On 14/10/2005, at 10:24 PM, James M Snell wrote:
My answer would be: if "last" is used, it's a closed set; if
"last" is not used, it's an open set.
Can you walk me through a use case where this would be desirable?
E.g. what would the subscription URI be, would any of the entries
be updated, and how if so? In what scenario would having a closed
set feed be useful?
An archive for a blog that is no longer being updated? An archive
of entries pertaining to an event with a fixed endpoint? A
discussion forum that has been closed.
How are implementations supposed to use this information? Stop
polling the feed? Consider its items immutable? I'm concerned if
something so innocent-looking as "last" has these sorts of implications.
The "first" may not be relevant in the Feed history case but
does come into play when thinking about paged search results,
sequences of linked, non-incremental feeds, etc.
How? Can you give us a bit more flesh for the use case? Again,
I'm not saying it's bad, but I don't see how it's useful in a
feed (as opposed to a Web page).
Suppose that I perform a search on some feed searching service and
get back an entry from a feed in the middle of a set. I see the
next and previous links and realize that the entry I found is part
of a larger set. In order to get the full context, I want to
navigate to the beginning of the set and work my way down through
the links to the end.
You seem to have a human in mind for your use case, when these
relations are just there to allow machines to reconstruct the feed.
In other words, the ordering used for presentation to people is
logically separate from the ordering of feed documents (although the
reconstructed, native feed ordering may be used). As such, your use
case could be met without specifying 'first'; just follow the normal
walk-back-from-the-subscription-feed method to reconstruct state.
2) What's the relationship between these feed documents and the
feed document that people subscribe to?
I think the subscription feed needs to be pinned to one end of
the set (which is what FH does now). Otherwise, it becomes
difficult to figure out whether you have the complete set or
not by polling.
I think this will be dependent on the context in which the link
rels are used. The "subscription" link rel you've suggested is
a good solution to this problem. Within any of the feeds in the
set, the "subscription" link rel would point to the feed that
should be subscribed to -- regardless of whether the
subscription feed appears at the start or end of the set.
What would the algorithm be for assuring that you have the
complete state of the feed, without necessitating traversal of
the entire feed every time?
Not sure.
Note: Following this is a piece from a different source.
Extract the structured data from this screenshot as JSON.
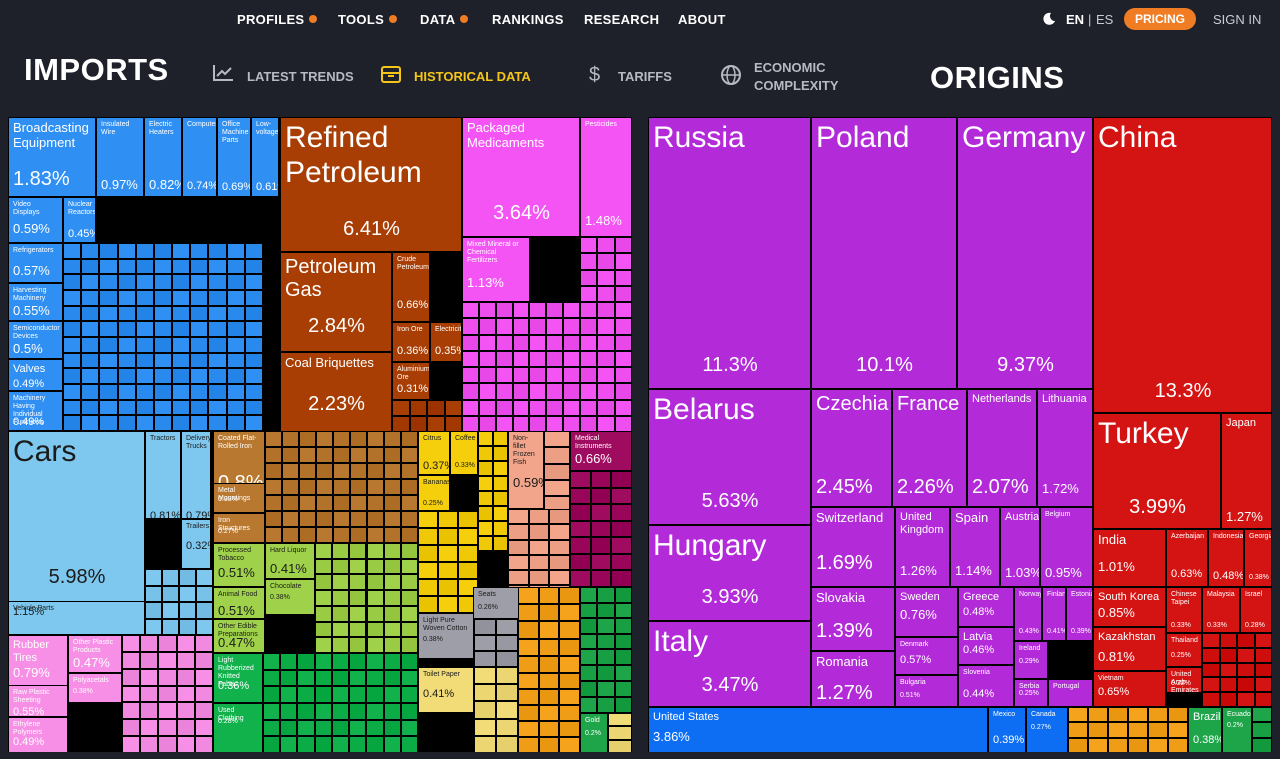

I suppose that it would be the same as it is with your
existing fh:prev element.
It would have to be modified to specify the rules for walking forward
from the first document, and then subsequent updates would need to be
caught by working backwards from the subscription document using "prev."
My current take is that "last" is actively harmful if it implies a
closed set, and misleading if it doesn't, and "next" and "first" are
mostly harmless, but don't really have supporting use cases and add
complexity to both the spec and implementations. I'd really like to
keep it simple. Are there any other use cases?